Is there a bias of presenting sentences from the end of the article? #5

Closed ijkilchenko closed 8 years ago

ijkilchenko commented 8 years ago

If I use the Chrome app, the sentences I get (when the number of sentences slider is at its default) seem to all come from the end of the article.

Here are two examples:

url: http://www.lrb.co.uk/v38/n08/john-lanchester/when-bitcoin-grows-up summary:

It’s time for the cryptocurrency to decide what it wants to be when it grows up. Blockchains could become merely a new technique to ensure the continuation of banking hegemony in its current form. That would be one of those final plot twists which leaves everybody thinking that although they enjoyed most of the show, the ending was so disappointing they now wish they hadn’t bothered. Or, along with peer-to-peer lending and mobile payments, they could have an impact as great as the new kind of banking introduced in Renaissance Italy. That would be more fun.
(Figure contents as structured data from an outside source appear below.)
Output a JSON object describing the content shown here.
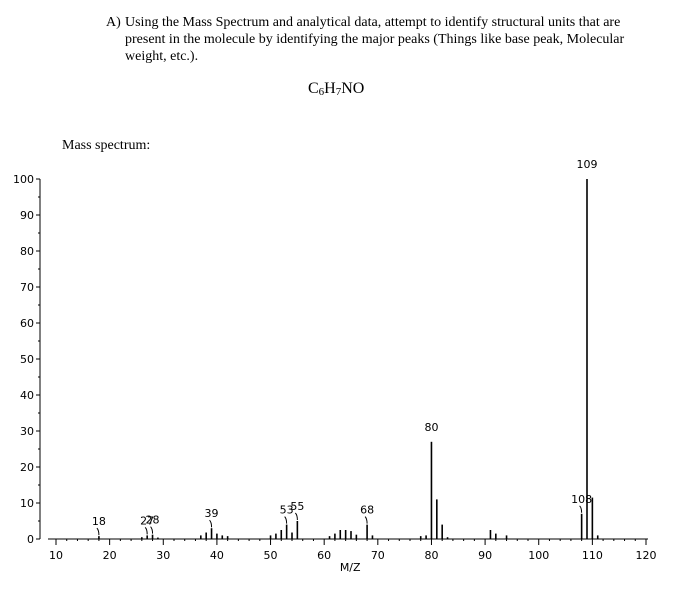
{
  "question": {
    "letter": "A)",
    "text": "Using the Mass Spectrum and analytical data, attempt to identify structural units that are present in the molecule by identifying the major peaks (Things like base peak, Molecular weight, etc.)."
  },
  "formula": {
    "c": "C",
    "c_n": "6",
    "h": "H",
    "h_n": "7",
    "rest": "NO"
  },
  "spectrum_label": "Mass spectrum:",
  "chart_data": {
    "type": "bar",
    "xlabel": "M/Z",
    "ylabel": "",
    "xlim": [
      10,
      120
    ],
    "ylim": [
      0,
      100
    ],
    "x_ticks": [
      10,
      20,
      30,
      40,
      50,
      60,
      70,
      80,
      90,
      100,
      110,
      120
    ],
    "y_ticks": [
      0,
      10,
      20,
      30,
      40,
      50,
      60,
      70,
      80,
      90,
      100
    ],
    "peaks": [
      {
        "mz": 18,
        "intensity": 0.8
      },
      {
        "mz": 26,
        "intensity": 0.5
      },
      {
        "mz": 27,
        "intensity": 1.0
      },
      {
        "mz": 28,
        "intensity": 1.2
      },
      {
        "mz": 29,
        "intensity": 0.4
      },
      {
        "mz": 37,
        "intensity": 1.0
      },
      {
        "mz": 38,
        "intensity": 1.8
      },
      {
        "mz": 39,
        "intensity": 3.0
      },
      {
        "mz": 40,
        "intensity": 1.5
      },
      {
        "mz": 41,
        "intensity": 1.0
      },
      {
        "mz": 42,
        "intensity": 0.8
      },
      {
        "mz": 50,
        "intensity": 1.0
      },
      {
        "mz": 51,
        "intensity": 1.5
      },
      {
        "mz": 52,
        "intensity": 2.5
      },
      {
        "mz": 53,
        "intensity": 4.0
      },
      {
        "mz": 54,
        "intensity": 1.8
      },
      {
        "mz": 55,
        "intensity": 5.0
      },
      {
        "mz": 61,
        "intensity": 0.8
      },
      {
        "mz": 62,
        "intensity": 1.5
      },
      {
        "mz": 63,
        "intensity": 2.5
      },
      {
        "mz": 64,
        "intensity": 2.5
      },
      {
        "mz": 65,
        "intensity": 2.2
      },
      {
        "mz": 66,
        "intensity": 1.2
      },
      {
        "mz": 68,
        "intensity": 4.0
      },
      {
        "mz": 69,
        "intensity": 1.0
      },
      {
        "mz": 78,
        "intensity": 0.8
      },
      {
        "mz": 79,
        "intensity": 1.0
      },
      {
        "mz": 80,
        "intensity": 27.0
      },
      {
        "mz": 81,
        "intensity": 11.0
      },
      {
        "mz": 82,
        "intensity": 4.0
      },
      {
        "mz": 83,
        "intensity": 0.5
      },
      {
        "mz": 91,
        "intensity": 2.5
      },
      {
        "mz": 92,
        "intensity": 1.5
      },
      {
        "mz": 94,
        "intensity": 1.0
      },
      {
        "mz": 108,
        "intensity": 7.0
      },
      {
        "mz": 109,
        "intensity": 100.0
      },
      {
        "mz": 110,
        "intensity": 11.5
      },
      {
        "mz": 111,
        "intensity": 1.0
      }
    ],
    "peak_labels": [
      {
        "text": "18",
        "mz": 18,
        "intensity": 0.8,
        "hook": true
      },
      {
        "text": "27",
        "mz": 27,
        "intensity": 1.0,
        "hook": true
      },
      {
        "text": "28",
        "mz": 28,
        "intensity": 1.2,
        "hook": true
      },
      {
        "text": "39",
        "mz": 39,
        "intensity": 3.0,
        "hook": true
      },
      {
        "text": "53",
        "mz": 53,
        "intensity": 4.0,
        "hook": true
      },
      {
        "text": "55",
        "mz": 55,
        "intensity": 5.0,
        "hook": true
      },
      {
        "text": "68",
        "mz": 68,
        "intensity": 4.0,
        "hook": true
      },
      {
        "text": "80",
        "mz": 80,
        "intensity": 27.0,
        "hook": false
      },
      {
        "text": "108",
        "mz": 108,
        "intensity": 7.0,
        "hook": true
      },
      {
        "text": "109",
        "mz": 109,
        "intensity": 100.0,
        "hook": false
      }
    ]
  }
}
url: https://en.wikipedia.org/wiki/Automatic_summarization#Current_challenges_in_evaluating_summaries_automatically summary:

Furthermore, for some methods, not only do we need to have human-made summaries available for comparison, but also manual annotation has to be performed in some of them (e.g. SCU in the Pyramid Method). In any case, what the evaluation methods need as an input, is a set of summaries to serve as gold standards and a set of automatic summaries. Moreover, they all perform a quantitative evaluation with regard to different similarity metrics. To overcome these problems, we think that the quantitative evaluation might not be the only way to evaluate summaries, and a qualitative automatic evaluation would be also important.

In both of the situations, the summaries seem to be generated from sentences at the end. Do you think this has something to do with the Chrome Extension and not your code base or the other way around?

MojoJolo commented 8 years ago

Yes, there's a bias in the "conclusion" part of the article. You can see the bias here in this line: https://github.com/DataTeaser/textteaser/blob/master/textteaser/parser.py#L26

The reference and the reason why can also be seen in the code comment.

ijkilchenko commented 8 years ago

So the position of the sentences in the article is picked according to the hard-coded distribution in that function?

schmamps commented 6 years ago

The distributions are hard-coded into the Parser class. Those values come from a research paper cited in the comments.